We examined the validity of the NPH for benthic diatoms, macrophytes, macroinvertebrates and fish in the Pannon Ecoregion, Hungary. Following the NPH we predicted a clear dominance of environmental over spatial variables in headwaters, and a larger effect of spatial variables in rivers compared to headwaters. We tested these predictions using variance partitioning analyses separately for the different taxa in headwater and in riverine habitats.
We found large differences in the explained community variance when the impact of environmental (physical and chemical) and spatial (overland and watercourse distance) variables for various taxa was studied. In general, total explained variance was lower for the more passively dispersing plant taxa than for animal taxa with more active dispersal in both streams and rivers. However, similar to other studies, the total explained variance was low for both headwater streams and rivers.
Community structure of diatoms could be best explained by both environmental and spatial variables in streams, whereas their community structure could not be explained by either variable group in rivers. The significance of environmental and spatial variables depended on the distance measure (overland versus watercourse) in the case of macrophytes. Community structure of macroinvertebrates could be explained by environmental variables in streams and by both environmental and spatial variables in rivers. Moreover, variation was explained by different predictors when macroinvertebrate taxa were divided into flying and non-flying groups, suggesting the importance of dispersal mode in explaining community variation. Finally, community structure of fishes could be explained by both environmental and spatial variables in streams and only by environmental variables in rivers.
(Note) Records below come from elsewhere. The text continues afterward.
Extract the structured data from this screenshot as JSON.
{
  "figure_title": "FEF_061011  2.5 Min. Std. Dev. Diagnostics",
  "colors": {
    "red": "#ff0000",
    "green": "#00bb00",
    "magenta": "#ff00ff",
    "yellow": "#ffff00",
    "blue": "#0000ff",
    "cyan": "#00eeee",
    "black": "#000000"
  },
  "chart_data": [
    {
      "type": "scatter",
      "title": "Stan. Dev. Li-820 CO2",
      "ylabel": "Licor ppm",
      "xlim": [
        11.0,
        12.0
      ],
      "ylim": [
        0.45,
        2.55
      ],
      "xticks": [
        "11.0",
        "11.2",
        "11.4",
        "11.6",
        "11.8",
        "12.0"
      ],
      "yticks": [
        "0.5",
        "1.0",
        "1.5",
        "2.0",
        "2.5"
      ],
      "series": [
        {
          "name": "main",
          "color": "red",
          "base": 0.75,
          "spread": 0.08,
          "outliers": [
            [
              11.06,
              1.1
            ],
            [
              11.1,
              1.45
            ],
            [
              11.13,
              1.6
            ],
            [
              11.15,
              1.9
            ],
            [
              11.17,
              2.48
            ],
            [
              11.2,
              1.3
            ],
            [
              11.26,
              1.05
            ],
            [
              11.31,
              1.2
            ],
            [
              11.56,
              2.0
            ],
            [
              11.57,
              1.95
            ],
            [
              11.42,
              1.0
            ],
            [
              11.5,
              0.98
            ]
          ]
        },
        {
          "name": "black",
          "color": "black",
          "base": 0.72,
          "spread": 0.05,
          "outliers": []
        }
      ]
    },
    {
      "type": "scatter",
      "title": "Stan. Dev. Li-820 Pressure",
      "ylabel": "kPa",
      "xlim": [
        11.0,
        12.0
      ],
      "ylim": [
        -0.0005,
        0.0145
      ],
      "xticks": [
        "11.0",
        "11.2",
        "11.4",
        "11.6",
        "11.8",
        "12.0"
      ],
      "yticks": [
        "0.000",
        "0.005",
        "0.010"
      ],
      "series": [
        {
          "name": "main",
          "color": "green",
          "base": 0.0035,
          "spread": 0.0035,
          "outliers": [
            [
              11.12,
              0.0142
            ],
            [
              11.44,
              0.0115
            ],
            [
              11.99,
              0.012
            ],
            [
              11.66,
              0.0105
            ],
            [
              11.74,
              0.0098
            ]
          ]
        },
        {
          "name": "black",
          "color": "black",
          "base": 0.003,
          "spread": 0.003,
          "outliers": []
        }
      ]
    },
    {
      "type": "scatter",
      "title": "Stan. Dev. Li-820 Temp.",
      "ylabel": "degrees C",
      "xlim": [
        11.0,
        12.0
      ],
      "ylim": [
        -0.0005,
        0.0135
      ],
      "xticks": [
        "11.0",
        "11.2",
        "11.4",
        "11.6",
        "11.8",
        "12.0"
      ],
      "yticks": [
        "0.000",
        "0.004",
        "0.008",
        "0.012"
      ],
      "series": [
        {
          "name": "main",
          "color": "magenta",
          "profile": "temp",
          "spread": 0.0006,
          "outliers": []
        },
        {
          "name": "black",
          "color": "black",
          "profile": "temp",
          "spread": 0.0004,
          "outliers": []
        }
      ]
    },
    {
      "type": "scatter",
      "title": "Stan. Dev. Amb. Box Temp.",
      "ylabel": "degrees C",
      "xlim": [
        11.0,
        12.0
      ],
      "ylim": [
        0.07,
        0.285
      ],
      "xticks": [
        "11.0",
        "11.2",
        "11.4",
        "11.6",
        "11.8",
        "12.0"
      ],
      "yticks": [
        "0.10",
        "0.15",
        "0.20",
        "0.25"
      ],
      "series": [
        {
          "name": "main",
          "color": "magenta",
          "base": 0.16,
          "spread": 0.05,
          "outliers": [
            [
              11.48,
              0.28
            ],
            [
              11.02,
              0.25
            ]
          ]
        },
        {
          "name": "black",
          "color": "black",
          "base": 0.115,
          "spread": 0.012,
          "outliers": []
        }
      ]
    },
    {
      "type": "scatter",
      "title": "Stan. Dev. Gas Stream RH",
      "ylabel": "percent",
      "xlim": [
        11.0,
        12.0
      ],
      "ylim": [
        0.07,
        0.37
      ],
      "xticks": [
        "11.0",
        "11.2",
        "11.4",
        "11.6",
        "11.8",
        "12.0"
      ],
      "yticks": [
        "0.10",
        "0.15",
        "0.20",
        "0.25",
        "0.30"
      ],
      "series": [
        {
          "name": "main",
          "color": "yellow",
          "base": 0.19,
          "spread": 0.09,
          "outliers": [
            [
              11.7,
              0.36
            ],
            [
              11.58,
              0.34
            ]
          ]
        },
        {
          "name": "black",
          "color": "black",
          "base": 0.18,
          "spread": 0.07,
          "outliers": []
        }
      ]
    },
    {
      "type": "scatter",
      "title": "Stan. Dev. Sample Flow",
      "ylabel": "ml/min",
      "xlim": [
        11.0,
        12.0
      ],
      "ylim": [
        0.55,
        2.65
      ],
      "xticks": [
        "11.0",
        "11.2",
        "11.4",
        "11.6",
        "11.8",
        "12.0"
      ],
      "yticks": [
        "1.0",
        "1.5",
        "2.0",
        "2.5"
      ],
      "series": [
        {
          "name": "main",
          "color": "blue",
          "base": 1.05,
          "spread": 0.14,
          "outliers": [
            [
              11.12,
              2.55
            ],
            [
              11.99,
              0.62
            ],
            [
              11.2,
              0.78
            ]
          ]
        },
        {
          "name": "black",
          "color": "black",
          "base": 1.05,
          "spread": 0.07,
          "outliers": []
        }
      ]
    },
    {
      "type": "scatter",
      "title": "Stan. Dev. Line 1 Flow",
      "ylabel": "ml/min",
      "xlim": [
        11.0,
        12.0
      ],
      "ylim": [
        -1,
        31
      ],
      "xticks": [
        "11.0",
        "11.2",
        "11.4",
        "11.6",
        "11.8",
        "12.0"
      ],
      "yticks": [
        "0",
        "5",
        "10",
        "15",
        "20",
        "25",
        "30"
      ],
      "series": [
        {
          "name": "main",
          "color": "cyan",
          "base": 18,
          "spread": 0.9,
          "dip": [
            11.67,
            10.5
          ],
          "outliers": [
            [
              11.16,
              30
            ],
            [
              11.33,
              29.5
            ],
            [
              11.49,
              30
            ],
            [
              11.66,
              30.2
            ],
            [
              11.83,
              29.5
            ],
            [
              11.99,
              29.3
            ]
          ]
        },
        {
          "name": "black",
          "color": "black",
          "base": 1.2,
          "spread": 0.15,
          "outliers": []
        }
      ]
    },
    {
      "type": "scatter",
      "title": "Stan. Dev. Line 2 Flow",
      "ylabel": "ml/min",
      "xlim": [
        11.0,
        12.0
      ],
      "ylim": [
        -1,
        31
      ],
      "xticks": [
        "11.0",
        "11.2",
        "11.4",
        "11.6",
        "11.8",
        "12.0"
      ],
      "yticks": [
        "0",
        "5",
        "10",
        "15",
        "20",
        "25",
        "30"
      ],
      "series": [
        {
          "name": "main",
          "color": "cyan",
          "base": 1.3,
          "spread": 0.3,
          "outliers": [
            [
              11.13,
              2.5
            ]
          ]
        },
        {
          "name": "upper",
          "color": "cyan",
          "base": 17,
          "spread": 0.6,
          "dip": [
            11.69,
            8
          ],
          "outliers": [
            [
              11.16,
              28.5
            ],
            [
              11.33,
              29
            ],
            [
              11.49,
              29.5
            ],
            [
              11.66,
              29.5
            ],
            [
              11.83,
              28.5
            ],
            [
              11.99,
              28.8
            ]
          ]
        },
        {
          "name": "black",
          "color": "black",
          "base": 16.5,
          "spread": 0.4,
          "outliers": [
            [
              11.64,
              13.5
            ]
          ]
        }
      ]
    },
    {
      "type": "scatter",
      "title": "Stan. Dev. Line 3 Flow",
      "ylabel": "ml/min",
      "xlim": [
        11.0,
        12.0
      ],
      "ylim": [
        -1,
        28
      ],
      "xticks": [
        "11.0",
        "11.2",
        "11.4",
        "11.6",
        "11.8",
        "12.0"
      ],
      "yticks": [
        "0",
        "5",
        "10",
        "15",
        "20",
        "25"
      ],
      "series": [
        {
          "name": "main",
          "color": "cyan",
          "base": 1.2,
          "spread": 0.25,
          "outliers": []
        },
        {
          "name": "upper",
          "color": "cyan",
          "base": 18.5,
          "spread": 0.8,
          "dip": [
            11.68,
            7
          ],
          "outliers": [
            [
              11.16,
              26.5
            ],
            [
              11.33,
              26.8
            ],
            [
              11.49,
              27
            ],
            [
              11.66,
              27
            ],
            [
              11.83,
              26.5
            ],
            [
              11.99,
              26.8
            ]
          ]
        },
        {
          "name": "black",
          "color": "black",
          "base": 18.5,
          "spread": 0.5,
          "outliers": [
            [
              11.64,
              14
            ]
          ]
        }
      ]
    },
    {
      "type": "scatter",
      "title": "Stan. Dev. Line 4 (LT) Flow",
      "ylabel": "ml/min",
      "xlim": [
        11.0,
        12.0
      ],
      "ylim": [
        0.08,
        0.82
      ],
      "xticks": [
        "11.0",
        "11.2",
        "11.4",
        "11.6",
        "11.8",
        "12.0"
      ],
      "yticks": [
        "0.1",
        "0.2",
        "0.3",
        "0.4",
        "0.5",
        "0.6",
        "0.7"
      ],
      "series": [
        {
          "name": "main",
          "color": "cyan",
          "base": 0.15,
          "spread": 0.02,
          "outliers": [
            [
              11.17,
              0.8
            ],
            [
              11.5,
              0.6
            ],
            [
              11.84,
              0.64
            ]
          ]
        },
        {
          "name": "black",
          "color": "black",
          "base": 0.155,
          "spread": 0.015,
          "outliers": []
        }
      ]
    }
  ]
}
In conclusion, we found no clear evidence of the NPH in our multi-taxa comparison. For example, while patterns in macroinvertebrate communities seem to support the NPH, those in fish communities run counter with the predictions of the NPH. This study thus shows that different taxa may behave differently to isolation effects in stream networks. We discuss alternatives in the interpretation of dispersal (or spatial) effects which may partly explain differences in the observed patterns from the NPH, and emphasise the need for further studies in unravelling the importance of isolation in stream metacommunity structuring.